Why call it Maison Dieu ?!

jeudi 22 janvier 2004 

First of all, a bit of French semantics. During the Middle Ages in the West, the hospital was called "hôtel Dieu" and not "maison Dieu". The hospital track seems to lead nowhere, though much may depend on what period we're looking at.

The church, at one time at least, was called " maison de Dieu" and not "maison-Dieu".

The Order of the Knights Templars, ziggurats, the tower struck by lightening…

Having consulted Kaplan, I feel confident in saying that the first "lightening-struck tower" which appears on 15th century Italian tarots is the Charles VI (c. 1480), that is to say a century, or 4 generations of card makers and painters, after the appearance of the naibis. We have no example of the work of popular card makers, apart from the Cary sheet which presents a fantasy TdM model (no card named), before the Noblet, Viéville, anonymous Parisian, Dodal, Payen series. To see the images, consult 

(text in french only, for the moment).

Charles VI

The principal difference between the popular French tarots and the Visconti family resides in this Maison Dieu Arcanum. The "ancestors" Noblet and Dodal portray flames rising from the tower. From Conver on, the flames descend towards the tower.


I have entered a link to a lineup of the Maison Dieu cards of Viéville, Noblet, Dodal and Conver on the opening page of my site http://www.letarot.com

As for Viéville, emerging from the Rouen-Brussels or piémontaise tradition, he depicts a sort of shepherd, a tree, a herd of sheep and goats and a source of light. This light source is correctly represented in the "old" Noblet and Dodal imagery, and only suggested in the later Conver.

What might all this mean?

Viéville :
A herd of goats and sheep is the traditional representation by the Romanesque people and the cathedral image-makers of "past" lives, while the tree designates growth and the expansion of consciousness. The source of light indicates where conscious illumination resides.

With other TdMs:
The tower is the fortress of the ego, the open crown at its top indicates that the mental has relaxed its grip, the ascending flame speaks of the individual's capacity to fuse with the divine. We are in Platonic immanence, as opposed to Conver who presents Aristotilian transcendence with a descending flame. Conver nevertheless retains the three traditional spheres which form the light-source: abred, keugant and gwennwed. The outer circle where nothing exists, the middle circle of incarnation, and the inner sphere of the white light of illumination.

With arcanum XVI La Maison Dieu, we find ourselves in the traditional representation of the experience of illumination. It is the place of consciousness, of fusion with the divine. These old tarots convey a simple message: each of us can, by his own efforts and with no help from without, have access to the state of consciousness in which he is illuminated by the white light of what believers choose to call the "Divine", but which in fact has nothing to do with religion. We are dealing here with what the French call "la connaissance".

The motto of the Order of Teutonic Knights (1198-1410) simplifies matters, albeit abruptly:

Si tu ne meures pas avant de mourir, tu mourras en mourant.
If you do not die before dying, you will die when you die.

So: the Maison is the house or place where consciousness resides, and Dieu refers to the higher worlds of the spirit of light (nothing to do with deities).
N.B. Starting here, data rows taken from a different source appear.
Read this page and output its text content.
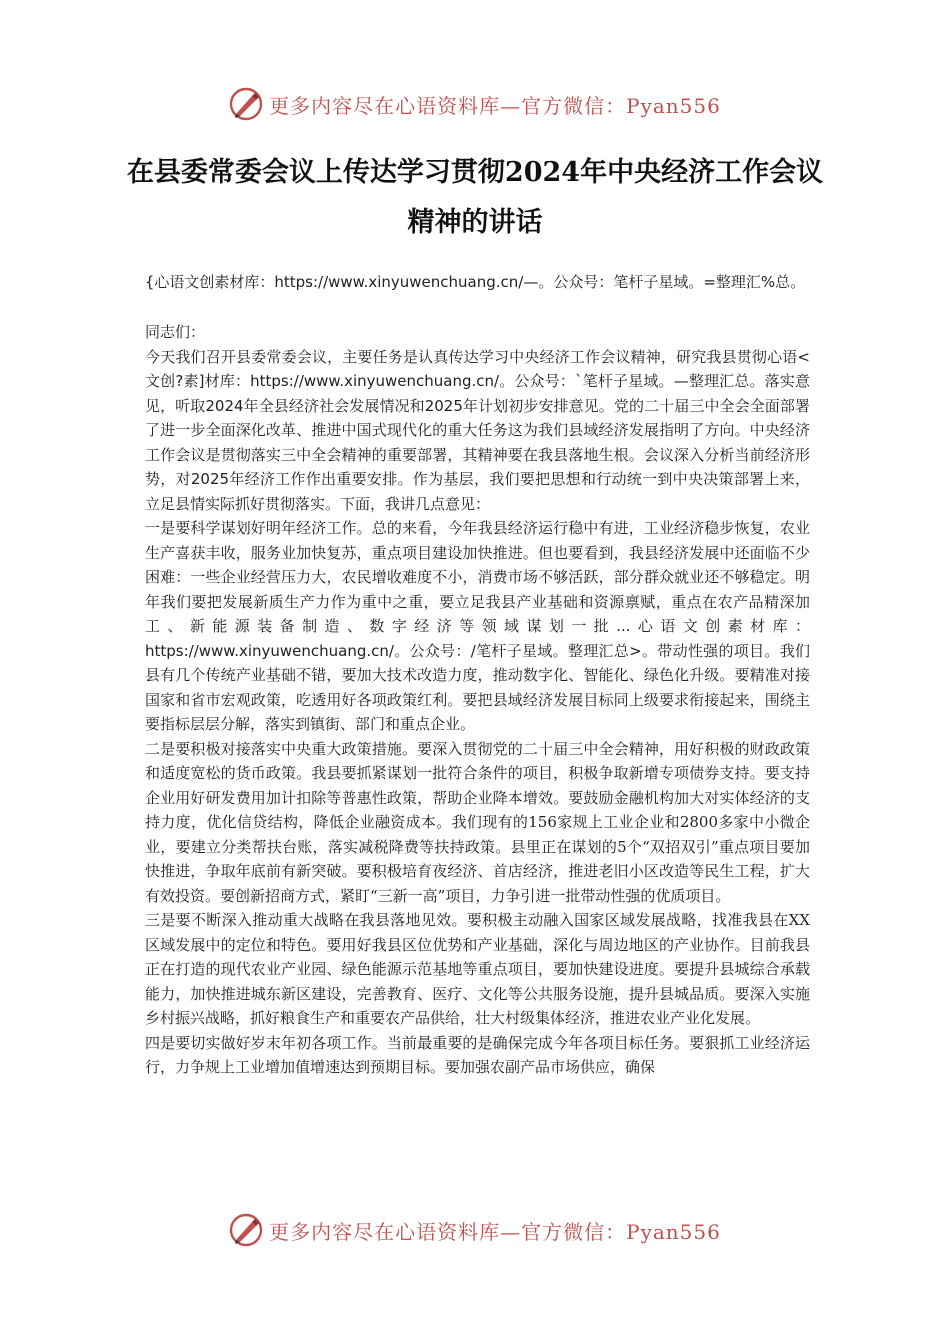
更多内容尽在心语资料库—官方微信：Pyan556
在县委常委会议上传达学习贯彻2024年中央经济工作会议精神的讲话
{心语文创素材库：https://www.xinyuwenchuang.cn/—。公众号：笔杆子星域。=整理汇%总。

同志们：

今天我们召开县委常委会议，主要任务是认真传达学习中央经济工作会议精神，研究我县贯彻心语<文创?素]材库：https://www.xinyuwenchuang.cn/。公众号：`笔杆子星域。—整理汇总。落实意见，听取2024年全县经济社会发展情况和2025年计划初步安排意见。党的二十届三中全会全面部署了进一步全面深化改革、推进中国式现代化的重大任务这为我们县域经济发展指明了方向。中央经济工作会议是贯彻落实三中全会精神的重要部署，其精神要在我县落地生根。会议深入分析当前经济形势，对2025年经济工作作出重要安排。作为基层，我们要把思想和行动统一到中央决策部署上来，立足县情实际抓好贯彻落实。下面，我讲几点意见：

一是要科学谋划好明年经济工作。总的来看，今年我县经济运行稳中有进，工业经济稳步恢复，农业生产喜获丰收，服务业加快复苏，重点项目建设加快推进。但也要看到，我县经济发展中还面临不少困难：一些企业经营压力大，农民增收难度不小，消费市场不够活跃，部分群众就业还不够稳定。明年我们要把发展新质生产力作为重中之重，要立足我县产业基础和资源禀赋，重点在农产品精深加工、新能源装备制造、数字经济等领域谋划一批...心语文创素材库：https://www.xinyuwenchuang.cn/。公众号：/笔杆子星域。整理汇总>。带动性强的项目。我们县有几个传统产业基础不错，要加大技术改造力度，推动数字化、智能化、绿色化升级。要精准对接国家和省市宏观政策，吃透用好各项政策红利。要把县域经济发展目标同上级要求衔接起来，围绕主要指标层层分解，落实到镇街、部门和重点企业。

二是要积极对接落实中央重大政策措施。要深入贯彻党的二十届三中全会精神，用好积极的财政政策和适度宽松的货币政策。我县要抓紧谋划一批符合条件的项目，积极争取新增专项债券支持。要支持企业用好研发费用加计扣除等普惠性政策，帮助企业降本增效。要鼓励金融机构加大对实体经济的支持力度，优化信贷结构，降低企业融资成本。我们现有的156家规上工业企业和2800多家中小微企业，要建立分类帮扶台账，落实减税降费等扶持政策。县里正在谋划的5个“双招双引”重点项目要加快推进，争取年底前有新突破。要积极培育夜经济、首店经济，推进老旧小区改造等民生工程，扩大有效投资。要创新招商方式，紧盯“三新一高”项目，力争引进一批带动性强的优质项目。

三是要不断深入推动重大战略在我县落地见效。要积极主动融入国家区域发展战略，找准我县在XX区域发展中的定位和特色。要用好我县区位优势和产业基础，深化与周边地区的产业协作。目前我县正在打造的现代农业产业园、绿色能源示范基地等重点项目，要加快建设进度。要提升县城综合承载能力，加快推进城东新区建设，完善教育、医疗、文化等公共服务设施，提升县城品质。要深入实施乡村振兴战略，抓好粮食生产和重要农产品供给，壮大村级集体经济，推进农业产业化发展。

四是要切实做好岁末年初各项工作。当前最重要的是确保完成今年各项目标任务。要狠抓工业经济运行，力争规上工业增加值增速达到预期目标。要加强农副产品市场供应，确保

更多内容尽在心语资料库—官方微信：Pyan556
It seems the titles for the TdM images probably appeared in the early 16th century, after the tarot came back from northern Italy in the soldiers' pockets and was taken up by the card-makers issued from Compagnonage. This brings us to Ross Cauldwell's suggestion that an ambitious soul investigate how Hotel Dieu, Maison Dieu etc.were applied at that time (c. 1520). Diana has been able to substantiate her recollections, and I am dazzled by the linguistic erudition expressed through the diverse messages. So finally I am at a loss for words.